Tegenover de poging van de drie overige schrijvers, om vanuit de historie het heden te verklaren en de toekomst te voorspellen, kan men de woorden van Jonkers stellen: ‘Ervaringen in het verleden, onder geheel andere omstandigheden opgedaan, kunnen geen maatstaf zijn’ [blz. 83]. Welvaartszorg in Indonesië maakt een heel wat frisser indruk dan de overige hier besproken werken. Jonkers' pleidooi voor planmatigheid, zijn betoog over de noodzakelijkheid van een structurele omvorming van de Indonesische samenleving, zijn argumentatie dat het gaat om een verhoging van de arbeidsproductiviteit per man, en zijn uitspraak ‘dat de keuze niet noodwendig moet gaan tussen voor-kapitalistische en een kapitalistische economie, maar dat ook geopteerd kan worden voor een na-kapitalistische economie’ [blz. 222] doen realistisch aan in vergelijking met werken, die behoud van de oude kapitalistische structuur als vanzelfsprekend aannemen.
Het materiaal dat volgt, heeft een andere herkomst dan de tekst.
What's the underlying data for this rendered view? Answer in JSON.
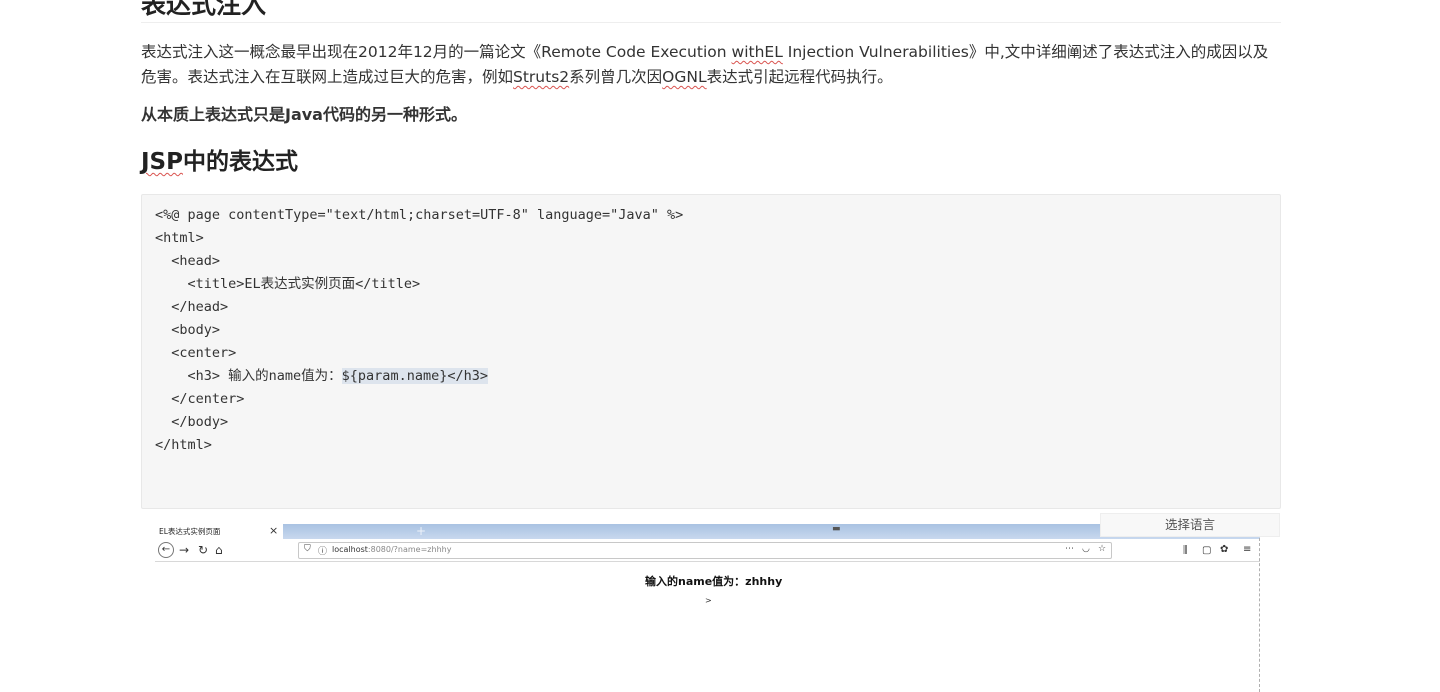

En toch wekt ook Jonkers' boek alweer de indruk verouderd te zijn. In de eerste plaats door de ietwat docerende wijze, waarop een Nederlander, al is hij van nog zo goeden wille, meent aan Indonesiërs te moeten duidelijk maken hoe zij hun economie moeten inrichten. Maar verder ook doordat hier serieus wordt uiteengezet, hoe een Indonesische planhuishouding kan worden opgebouwd in samenwerking met buitenlandse - Nederlandse en niet-Nederlandse - kapitaalsbelangen.
Is niet de grootste les van de laatste drie jaren, dat deze kapitaalsbelangen een planhuishouding, zoals Indonesië die in werkelijkheid behoeft, niet zullen toelaten? En zullen daarom al deze mooie welvaartsplannen, gezien de huidige politieke constellatie, niet luchtkastelen blijken? Alle kans, dat Boeke met zijn stereotiepe critiek op plannenmakers van gisteren en vandaag: ‘papier is geduldig’, voorlopig gelijk zal krijgen. Voorlopig - totdat het Indonesische volkkans zal zien, naast een staatkundige ook iets van een economische vrijheid te bevechten op de machtige buitenlandse kapitaalsbelangen. En dit zal - vroeg of laat - blijken geen ‘onmogelijke vrijheid’ te zijn!
W.F.W.
Erratum. In afl. 3 is op blz. 152 het Indonesische gedicht Pelarian abusievelijk aan P. Sengadjo toegeschreven; de auteur is Rivai Apim; de er onder geplaatste vertaling is niet die van het Indon. gedicht. In een der volgende nummers komt de juiste vertaling. De vertalingen der Indonesische verzen in afl. 3 zijn van Dolf Verspoor en Hetty van Kempen.